医療ドレイル班に眼科の資格がある方はいませんでしたかね…… )
 いなくても街の医者に連れて行った方が良いかもしれない。いや、眼には異常がなくて脳に何らかの異常が発生した可能性もある。必ず受診させる必要がありますね、とノエは固く誓う。
「 でも料理出来る男って、いい男っぽくてかっこいいね 」
 そのタイガの言葉にはノエはとても賛同した。
 常々、タイガがあまり料理ができる男ではないことをノエは密かに気にしていた。かつて一人暮らしをしていた時はコンビニ弁当暮らしだったらしく、それを聞いたノエは呆れ返ったものだ。
 料理は出来た方がいい。特に主人が気にしている女の子は食べることがとても好きな子だ。
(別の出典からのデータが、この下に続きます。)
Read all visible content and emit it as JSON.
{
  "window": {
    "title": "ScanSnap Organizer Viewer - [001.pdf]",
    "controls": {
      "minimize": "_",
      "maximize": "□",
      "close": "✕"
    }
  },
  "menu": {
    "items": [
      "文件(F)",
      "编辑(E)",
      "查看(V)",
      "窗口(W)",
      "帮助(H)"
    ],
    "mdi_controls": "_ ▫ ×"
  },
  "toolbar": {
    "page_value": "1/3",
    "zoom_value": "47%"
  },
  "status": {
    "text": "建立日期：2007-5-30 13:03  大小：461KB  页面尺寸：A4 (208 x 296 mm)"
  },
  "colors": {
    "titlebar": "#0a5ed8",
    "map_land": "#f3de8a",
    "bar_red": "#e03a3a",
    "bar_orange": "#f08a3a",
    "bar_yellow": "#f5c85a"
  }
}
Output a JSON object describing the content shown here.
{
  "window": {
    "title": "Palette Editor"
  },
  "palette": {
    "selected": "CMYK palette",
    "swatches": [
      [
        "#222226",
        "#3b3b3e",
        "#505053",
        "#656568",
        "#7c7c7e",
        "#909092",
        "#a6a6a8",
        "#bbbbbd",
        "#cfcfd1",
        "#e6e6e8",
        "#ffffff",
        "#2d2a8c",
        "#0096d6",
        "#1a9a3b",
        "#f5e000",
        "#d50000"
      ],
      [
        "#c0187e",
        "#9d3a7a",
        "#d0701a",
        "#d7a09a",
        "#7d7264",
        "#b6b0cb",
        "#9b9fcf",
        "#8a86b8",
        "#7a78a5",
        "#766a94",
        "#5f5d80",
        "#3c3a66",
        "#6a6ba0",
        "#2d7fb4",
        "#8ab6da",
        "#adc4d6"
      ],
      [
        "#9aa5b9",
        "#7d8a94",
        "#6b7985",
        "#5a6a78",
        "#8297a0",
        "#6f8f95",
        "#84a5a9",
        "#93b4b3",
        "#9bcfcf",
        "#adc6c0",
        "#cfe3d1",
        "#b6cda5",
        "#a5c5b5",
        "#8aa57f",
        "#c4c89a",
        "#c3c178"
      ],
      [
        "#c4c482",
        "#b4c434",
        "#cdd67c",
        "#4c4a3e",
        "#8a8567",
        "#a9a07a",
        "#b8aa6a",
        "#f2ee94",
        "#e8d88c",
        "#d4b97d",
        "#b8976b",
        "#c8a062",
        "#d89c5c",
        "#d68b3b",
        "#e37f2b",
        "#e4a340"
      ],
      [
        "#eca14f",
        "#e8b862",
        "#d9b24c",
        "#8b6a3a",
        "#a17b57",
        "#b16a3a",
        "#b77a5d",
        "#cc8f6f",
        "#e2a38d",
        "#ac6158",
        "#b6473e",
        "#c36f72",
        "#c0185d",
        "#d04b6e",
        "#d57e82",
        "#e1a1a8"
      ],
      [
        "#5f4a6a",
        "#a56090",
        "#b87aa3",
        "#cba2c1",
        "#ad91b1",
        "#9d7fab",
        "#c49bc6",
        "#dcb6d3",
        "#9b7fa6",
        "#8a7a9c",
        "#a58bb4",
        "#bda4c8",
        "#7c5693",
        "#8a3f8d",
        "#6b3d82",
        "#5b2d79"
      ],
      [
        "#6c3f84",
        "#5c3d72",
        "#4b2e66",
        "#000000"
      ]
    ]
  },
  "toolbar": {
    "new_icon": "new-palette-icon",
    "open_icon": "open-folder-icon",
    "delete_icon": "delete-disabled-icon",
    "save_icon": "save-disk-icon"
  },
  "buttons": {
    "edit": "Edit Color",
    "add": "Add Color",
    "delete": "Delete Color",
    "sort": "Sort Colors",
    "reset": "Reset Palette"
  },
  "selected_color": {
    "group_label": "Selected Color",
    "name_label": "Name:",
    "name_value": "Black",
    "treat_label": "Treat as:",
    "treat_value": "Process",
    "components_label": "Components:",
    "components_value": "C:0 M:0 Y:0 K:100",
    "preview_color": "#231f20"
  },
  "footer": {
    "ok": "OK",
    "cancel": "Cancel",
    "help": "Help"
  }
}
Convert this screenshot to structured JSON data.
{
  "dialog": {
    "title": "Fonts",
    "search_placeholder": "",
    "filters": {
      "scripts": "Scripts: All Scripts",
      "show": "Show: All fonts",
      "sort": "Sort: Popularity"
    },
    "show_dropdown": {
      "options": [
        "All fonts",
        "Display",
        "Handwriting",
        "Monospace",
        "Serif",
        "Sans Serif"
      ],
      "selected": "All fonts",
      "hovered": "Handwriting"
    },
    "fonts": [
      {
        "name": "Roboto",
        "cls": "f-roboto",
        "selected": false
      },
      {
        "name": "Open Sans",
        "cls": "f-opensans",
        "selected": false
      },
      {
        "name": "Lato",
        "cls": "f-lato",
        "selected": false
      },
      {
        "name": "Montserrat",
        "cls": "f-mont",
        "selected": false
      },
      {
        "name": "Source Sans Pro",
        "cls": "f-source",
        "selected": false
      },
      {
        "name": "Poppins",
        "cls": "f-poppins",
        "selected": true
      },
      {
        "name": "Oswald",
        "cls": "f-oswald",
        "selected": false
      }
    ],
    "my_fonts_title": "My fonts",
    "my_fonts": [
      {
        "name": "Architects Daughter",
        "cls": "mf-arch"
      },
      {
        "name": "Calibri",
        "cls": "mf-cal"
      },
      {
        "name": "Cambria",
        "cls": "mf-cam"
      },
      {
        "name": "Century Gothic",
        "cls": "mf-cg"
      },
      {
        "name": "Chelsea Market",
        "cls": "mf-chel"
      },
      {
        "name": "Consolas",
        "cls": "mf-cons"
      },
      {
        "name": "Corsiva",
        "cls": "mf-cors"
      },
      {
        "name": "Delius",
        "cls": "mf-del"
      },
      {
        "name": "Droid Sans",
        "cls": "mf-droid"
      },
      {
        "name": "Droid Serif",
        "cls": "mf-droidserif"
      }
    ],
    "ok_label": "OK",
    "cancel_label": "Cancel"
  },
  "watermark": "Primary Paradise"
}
彼女の心を掴むためには胃袋を掴むことが最善の道に思えて、彼に料理を教えた方がいいのではないかと常々思っていたからだ。
( うちの主人のやる気を出させたことは感謝しますよ、ロード・マーシュ )
 ノエの思いが届いたのか、端に盗み見に気付いたのかロードの黒い目と目が合う。
( もう少しだけ楽しませてあげますか )
 ロードに感謝してノエは静かに扉を閉めた。


―――扉を蹴破る勢いで我に返ったヴォイドが出てくるのは、それから30分後の事である。


 * * *


【登場人物】
・ヴォイド → 特に付き合いのないタイガに頼み込まれて仕方なく部屋に来た。ごはんおいしい。
・ロード → 私は彼女が食べる姿が見たかっただけです、とヴォイド逃亡後、爽やかに部屋を去った。
・タイガ → 同じ部署の仲間の為に部屋を貸したりヴォイドを誘ったりした。復縁に協力して欲しいと言われて素直に協力。
・ノエ → 主人の頭が心配。でも料理を教えることになってワクワクしている。
・主人が気にしている女の子 → 食堂のアイドル。


【いらない解説】
・皺ひとつない白い布の張られたソレ → 白いクロスのひいてあるテーブル
・彼女が見慣れたモノ → 食事
・ソコに座る → 椅子に座る
・私の味 → 私の食事の味
・パンペルデュ → フレンチトーストのフランス語名。フレンチって単語がカンテ国に合わないため、こちらを使用。
・マルフィで朝食を → ティiファiニーで朝食を、をパロった題名。内容は関係ない。